Last Updated: 2023-10-21


This is Snowflake specific; You can create a table definition directly from the file you want to ingest by inferring the file structure then building a template to create the table:

CREATE OR REPLACE TABLE RAW.SAMPLE_TABLE USING TEMPLATE
(
    SELECT ARRAY_AGG(OBJECT_CONSTRUCT(*))
    FROM TABLE(
        INFER_SCHEMA(
            LOCATION => @SANDBOX_STAGE/sample_data.parquet,
            FILE_FORMAT => 'SAMPLE_PARQUET_FORMAT'
        )
    )
);

Looks simple enough but lets take a closer look at what we are actually doing. A few keywords might stand out to you: USING TEMPLATE, ARRAY_AGG, OBJECT_CONSTRUCT, and INFER_SCHEMA. Lets see what each of those do and how they can work together.

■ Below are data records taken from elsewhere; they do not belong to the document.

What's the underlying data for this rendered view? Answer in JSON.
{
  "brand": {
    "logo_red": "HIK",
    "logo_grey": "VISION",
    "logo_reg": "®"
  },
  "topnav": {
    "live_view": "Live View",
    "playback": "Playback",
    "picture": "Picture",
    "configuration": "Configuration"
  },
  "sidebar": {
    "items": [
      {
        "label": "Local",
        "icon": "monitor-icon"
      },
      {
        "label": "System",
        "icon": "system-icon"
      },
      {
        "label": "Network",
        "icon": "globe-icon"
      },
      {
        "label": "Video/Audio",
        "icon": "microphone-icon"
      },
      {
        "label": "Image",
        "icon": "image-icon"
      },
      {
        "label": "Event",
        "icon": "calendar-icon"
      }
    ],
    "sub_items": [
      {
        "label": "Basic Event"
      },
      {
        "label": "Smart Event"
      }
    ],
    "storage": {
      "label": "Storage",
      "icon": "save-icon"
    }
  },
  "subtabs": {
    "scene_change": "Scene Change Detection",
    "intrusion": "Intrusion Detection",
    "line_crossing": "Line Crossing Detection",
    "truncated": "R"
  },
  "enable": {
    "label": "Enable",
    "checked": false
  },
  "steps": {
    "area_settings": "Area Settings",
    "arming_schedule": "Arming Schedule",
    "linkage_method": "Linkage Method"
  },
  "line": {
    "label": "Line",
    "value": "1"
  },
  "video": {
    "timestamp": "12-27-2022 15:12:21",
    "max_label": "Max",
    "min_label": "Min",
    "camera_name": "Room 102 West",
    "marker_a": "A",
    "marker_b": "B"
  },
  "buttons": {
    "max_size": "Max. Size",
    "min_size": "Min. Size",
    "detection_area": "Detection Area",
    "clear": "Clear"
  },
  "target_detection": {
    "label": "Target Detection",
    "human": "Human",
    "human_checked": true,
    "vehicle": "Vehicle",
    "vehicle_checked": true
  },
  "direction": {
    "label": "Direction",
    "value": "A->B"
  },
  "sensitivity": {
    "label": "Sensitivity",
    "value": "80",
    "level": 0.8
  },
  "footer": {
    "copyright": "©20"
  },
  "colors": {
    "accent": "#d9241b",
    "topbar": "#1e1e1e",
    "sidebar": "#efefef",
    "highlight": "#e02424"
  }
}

CREATE OR REPLACE TABLE RAW.SAMPLE_TABLE(
  id int
  name varchar
  region varchar
)

What does INFER_SCHEMA do? It does what it sounds like, it detect the file schema for semi-structured data. The file needs to be housed in staged Snowflake area and the appropriate file format for the file needs to be defined

-- Create a file format that sets the file type as Parquet.
CREATE FILE FORMAT my_parquet_format
  TYPE = parquet;

-- Query the INFER_SCHEMA function.
SELECT *
  FROM TABLE(
    INFER_SCHEMA(
      LOCATION=>'@mystage'
      , FILE_FORMAT=>'my_parquet_format'
      )
    );

+-------------+---------+----------+---------------------+--------------------------+----------+
| COLUMN_NAME | TYPE    | NULLABLE | EXPRESSION          | FILENAMES                | ORDER_ID |
|-------------+---------+----------+---------------------+--------------------------|----------+
| continent   | TEXT    | True     | $1:continent::TEXT  | geography/cities.parquet | 0        |
| country     | VARIANT | True     | $1:country::VARIANT | geography/cities.parquet | 1        |
| COUNTRY     | VARIANT | True     | $1:COUNTRY::VARIANT | geography/cities.parquet | 2        |
+-------------+---------+----------+---------------------+--------------------------+----------+

What about OBJECT_CONTRUCT? Builds an object meaning whatever it read in it create object representation of that data.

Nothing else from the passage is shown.